Optimal Almost-Balanced Sequences
Daniella Bar-Lev, Adir Kobovich, Orian Leitersdorf, Eitan Yaakobi
TL;DR
The paper addresses designing constrained codes for almost-balanced binary sequences with minimal redundancy, achieving the optimal $\varepsilon(n)=\Theta(\sqrt{n})$ while maintaining ${O(n)}$ average encoding time. It introduces an arithmetic-coding based encoder that uses dual intervals with $p_L=\tfrac{1}{2}+\tfrac{\alpha}{\sqrt{n}}+\tfrac{1}{n}$ and $p_H=\tfrac{1}{2}-\tfrac{\alpha}{\sqrt{n}}-\tfrac{1}{n}$ to confine the weight to $[\tfrac{n}{2}-\alpha\sqrt{n},\tfrac{n}{2}+\alpha\sqrt{n}]$ and achieve a single redundancy bit when $\alpha>\sqrt{\ln(2)}$. The authors extend the approach to non-binary alphabets, developing almost polarity-balanced and almost symbol-balanced codes for even $q$ and $q=4$, respectively, with similar single-symbol redundancy and ${O(n)}$ average time. They provide a lower bound $\varepsilon(n)=\Omega(\sqrt{n})$, show how the constants depend on $q$, and discuss remaining gaps between bounds and worst-case performance. The work offers asymptotically optimal solutions for binary and non-binary almost-balanced sequences, with potential impact on constrained coding for DNA storage and related applications.
Abstract
This paper presents a novel approach to address the constrained coding challenge of generating almost-balanced sequences. While strictly balanced sequences have been well studied in the past, the problem of designing efficient algorithms with small redundancy, preferably constant or even a single bit, for almost balanced sequences has remained unsolved. A sequence is $\varepsilon(n)$-almost balanced if its Hamming weight is between $0.5n\pm \varepsilon(n)$. It is known that for any algorithm with a constant number of bits, $\varepsilon(n)$ has to be in the order of $Θ(\sqrt{n})$, with $O(n)$ average time complexity.
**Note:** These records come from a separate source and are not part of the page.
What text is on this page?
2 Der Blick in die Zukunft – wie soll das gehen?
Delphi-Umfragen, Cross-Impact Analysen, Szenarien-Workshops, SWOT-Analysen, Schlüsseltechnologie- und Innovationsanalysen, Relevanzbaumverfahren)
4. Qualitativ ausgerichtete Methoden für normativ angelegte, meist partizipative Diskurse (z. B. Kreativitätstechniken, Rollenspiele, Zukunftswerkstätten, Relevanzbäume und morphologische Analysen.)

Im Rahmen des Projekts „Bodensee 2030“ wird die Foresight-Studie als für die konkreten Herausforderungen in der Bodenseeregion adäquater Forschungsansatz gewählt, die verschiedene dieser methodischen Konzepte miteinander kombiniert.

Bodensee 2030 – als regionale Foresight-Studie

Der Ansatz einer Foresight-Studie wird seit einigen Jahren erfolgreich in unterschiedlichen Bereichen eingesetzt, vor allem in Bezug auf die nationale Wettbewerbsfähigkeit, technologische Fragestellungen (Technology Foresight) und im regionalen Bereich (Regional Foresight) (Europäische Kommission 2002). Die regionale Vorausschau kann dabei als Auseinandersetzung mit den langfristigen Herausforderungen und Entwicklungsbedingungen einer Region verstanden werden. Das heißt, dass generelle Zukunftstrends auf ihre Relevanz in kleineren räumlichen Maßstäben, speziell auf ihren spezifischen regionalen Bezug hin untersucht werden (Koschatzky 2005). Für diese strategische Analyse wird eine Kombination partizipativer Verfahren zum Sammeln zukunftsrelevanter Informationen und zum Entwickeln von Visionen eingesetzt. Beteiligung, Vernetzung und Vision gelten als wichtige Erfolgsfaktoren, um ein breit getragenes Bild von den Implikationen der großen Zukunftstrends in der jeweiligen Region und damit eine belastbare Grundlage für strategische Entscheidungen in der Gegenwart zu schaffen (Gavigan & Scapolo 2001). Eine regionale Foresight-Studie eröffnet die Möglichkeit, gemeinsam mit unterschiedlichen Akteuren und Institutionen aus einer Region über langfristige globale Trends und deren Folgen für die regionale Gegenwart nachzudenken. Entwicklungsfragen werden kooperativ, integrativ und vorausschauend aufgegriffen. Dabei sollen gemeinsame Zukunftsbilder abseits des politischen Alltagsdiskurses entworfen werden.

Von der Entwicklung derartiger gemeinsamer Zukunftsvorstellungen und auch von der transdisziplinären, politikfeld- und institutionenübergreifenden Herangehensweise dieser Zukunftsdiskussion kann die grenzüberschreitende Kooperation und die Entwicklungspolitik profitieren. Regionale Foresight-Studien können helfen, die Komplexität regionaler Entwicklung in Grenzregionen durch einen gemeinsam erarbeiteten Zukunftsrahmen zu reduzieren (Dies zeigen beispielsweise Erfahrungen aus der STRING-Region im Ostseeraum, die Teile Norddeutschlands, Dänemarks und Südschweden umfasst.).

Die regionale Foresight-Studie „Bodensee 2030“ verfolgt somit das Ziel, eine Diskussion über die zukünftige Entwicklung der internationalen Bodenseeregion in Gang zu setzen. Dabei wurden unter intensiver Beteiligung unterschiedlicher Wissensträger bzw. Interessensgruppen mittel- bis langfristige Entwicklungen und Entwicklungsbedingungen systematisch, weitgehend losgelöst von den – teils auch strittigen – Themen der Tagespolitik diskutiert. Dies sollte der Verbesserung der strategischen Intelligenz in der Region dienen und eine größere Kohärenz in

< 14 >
However, prior solutions with a single redundancy bit required $\varepsilon(n)$ to be a linear shift from $n/2$. Employing an iterative method and arithmetic coding, our emphasis lies in constructing almost balanced codes with a single redundancy bit. Notably, our method surpasses previous approaches by achieving the optimal balanced order of $Θ(\sqrt{n})$. Additionally, we extend our method to the non-binary case considering $q$-ary almost polarity-balanced sequences for even $q$, and almost symbol-balanced for $q=4$. Our work marks the first asymptotically optimal solutions for almost-balanced sequences, for both, binary and non-binary alphabet.